John Brandolino, Director, Division for Treaty Affairs, UN Office on Drugs and Crime, said at the meeting organised by the International Organisation to brief its members on the progress made in implementing the declaration of the 13th Congress on Crime Prevention and Criminal Justice held in Qatar in April 2015, and that the global programme for the implementation of this declaration is a unique initiative in the 60-year history of the organisation’s crime prevention conferences, which was generously funded by the host country of Qatar. The programme has entered the project completion stage and has reached more than 13,000 stakeholders in more than180 countries.
For his part, HE Sheikh Ali bin Jassim al-Thani, Qatar’s ambassador to Austria and its  Permanent Representative to the UN organisations in Vienna, called for the integration of crime prevention and criminal justice into the organisation’s expanded agenda to address social and economic challenges and promote the rule of law at the national and international levels and public participation, stressing that the conference and its declaration had become a landmark in the history of crime prevention conferences at the global level.
The ambassador noted  that Qatar’s hosting of the 13th Conference on Crime Prevention and Criminal Justice three years ago, comes from the assumption of its international responsibility, its keenness to achieve criminal justice and the establishment of safe societies governed by the rule of law and the principles of freedom and justice, as well as progress towards the achievement of the sustainable development goals of 2030. The State of Qatar, in co-operation with the United Nations Office on Drugs and Crime, has decided to put the Doha Declaration/Recommendations into action by funding a wide-ranging global programme to help countries achieve a positive and sustainable impact,  based on four main pillars including juvenile crime prevention through sports, rehabilitation of prisoners, integrity of the judiciary and the Education for Justice initiative.
HE Sheikh Ali bin Jassim al-Thani, pointed out that more than 180 countries, most of them from developing countries, were benefiting from the global programme emanating from the Doha Declaration, expressing  Qatar’s gratitude and appreciation for the efforts of officials at the United Nations Office at Vienna to organise the briefing to Its implementation of the recommendations contained in the present Declaration, and thanked the representatives of the member-states of the United Nations for their contributions in that regard.

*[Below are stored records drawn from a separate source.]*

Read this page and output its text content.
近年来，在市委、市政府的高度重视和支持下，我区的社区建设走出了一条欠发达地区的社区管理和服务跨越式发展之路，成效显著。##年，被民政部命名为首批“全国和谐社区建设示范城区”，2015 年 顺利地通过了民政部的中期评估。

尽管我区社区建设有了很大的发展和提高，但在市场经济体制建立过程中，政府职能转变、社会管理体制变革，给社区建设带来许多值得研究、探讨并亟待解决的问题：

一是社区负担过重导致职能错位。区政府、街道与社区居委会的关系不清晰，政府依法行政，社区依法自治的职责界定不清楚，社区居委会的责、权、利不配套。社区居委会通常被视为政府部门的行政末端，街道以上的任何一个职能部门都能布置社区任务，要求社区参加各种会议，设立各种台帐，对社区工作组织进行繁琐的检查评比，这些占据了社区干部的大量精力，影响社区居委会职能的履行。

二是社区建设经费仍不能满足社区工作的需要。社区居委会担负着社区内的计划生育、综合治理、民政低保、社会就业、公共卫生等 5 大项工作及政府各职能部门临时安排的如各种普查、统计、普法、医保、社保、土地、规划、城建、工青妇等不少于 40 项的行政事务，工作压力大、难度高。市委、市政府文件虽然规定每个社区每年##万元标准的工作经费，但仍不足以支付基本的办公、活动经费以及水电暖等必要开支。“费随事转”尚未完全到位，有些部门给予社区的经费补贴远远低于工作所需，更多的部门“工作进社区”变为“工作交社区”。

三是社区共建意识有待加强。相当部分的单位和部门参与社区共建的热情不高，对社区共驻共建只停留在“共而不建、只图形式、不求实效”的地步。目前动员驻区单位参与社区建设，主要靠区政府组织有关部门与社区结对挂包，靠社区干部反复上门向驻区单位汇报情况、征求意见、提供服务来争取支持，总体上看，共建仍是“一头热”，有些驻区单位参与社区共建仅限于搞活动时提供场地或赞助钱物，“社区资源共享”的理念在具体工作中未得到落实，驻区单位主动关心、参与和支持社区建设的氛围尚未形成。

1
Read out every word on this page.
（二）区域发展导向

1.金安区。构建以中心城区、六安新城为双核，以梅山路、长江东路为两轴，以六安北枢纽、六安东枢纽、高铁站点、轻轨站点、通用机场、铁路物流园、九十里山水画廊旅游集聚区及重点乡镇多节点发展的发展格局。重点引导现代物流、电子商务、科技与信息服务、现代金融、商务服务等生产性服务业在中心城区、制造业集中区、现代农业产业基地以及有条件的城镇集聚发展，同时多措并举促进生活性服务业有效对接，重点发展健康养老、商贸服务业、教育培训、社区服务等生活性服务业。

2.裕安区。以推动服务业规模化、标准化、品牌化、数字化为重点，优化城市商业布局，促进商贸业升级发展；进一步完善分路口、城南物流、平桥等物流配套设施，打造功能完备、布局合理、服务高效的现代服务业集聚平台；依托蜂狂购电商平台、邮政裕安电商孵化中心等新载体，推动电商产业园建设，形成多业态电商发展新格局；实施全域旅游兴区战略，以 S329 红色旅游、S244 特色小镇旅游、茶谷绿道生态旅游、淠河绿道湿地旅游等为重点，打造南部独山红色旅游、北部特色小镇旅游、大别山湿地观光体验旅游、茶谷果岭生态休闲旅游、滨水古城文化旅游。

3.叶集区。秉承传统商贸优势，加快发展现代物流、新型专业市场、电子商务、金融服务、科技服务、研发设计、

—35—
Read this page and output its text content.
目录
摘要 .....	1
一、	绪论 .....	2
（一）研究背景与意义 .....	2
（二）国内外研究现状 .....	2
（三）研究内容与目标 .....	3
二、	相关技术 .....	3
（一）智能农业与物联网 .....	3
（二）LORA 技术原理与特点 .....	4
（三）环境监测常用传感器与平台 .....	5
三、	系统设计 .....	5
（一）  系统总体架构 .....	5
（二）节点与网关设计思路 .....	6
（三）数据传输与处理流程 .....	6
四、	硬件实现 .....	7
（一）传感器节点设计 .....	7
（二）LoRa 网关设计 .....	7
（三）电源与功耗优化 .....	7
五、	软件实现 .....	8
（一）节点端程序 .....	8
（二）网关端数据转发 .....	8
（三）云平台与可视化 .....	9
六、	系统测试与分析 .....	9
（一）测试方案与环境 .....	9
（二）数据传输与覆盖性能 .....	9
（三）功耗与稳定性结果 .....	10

The Doha Declaration established fair and humane criminal justice systems and reinforced the interrelationship between the rule of law and sustainable development, the ambassador underlined, expressing confidence that all member-states have the political will and determination to implement the recommendations of this declaration and turn them into a programme of action that serves and protects societies against organised crime, corruption, terrorism and drugs, and promotes the sustainable development of the peoples of the world.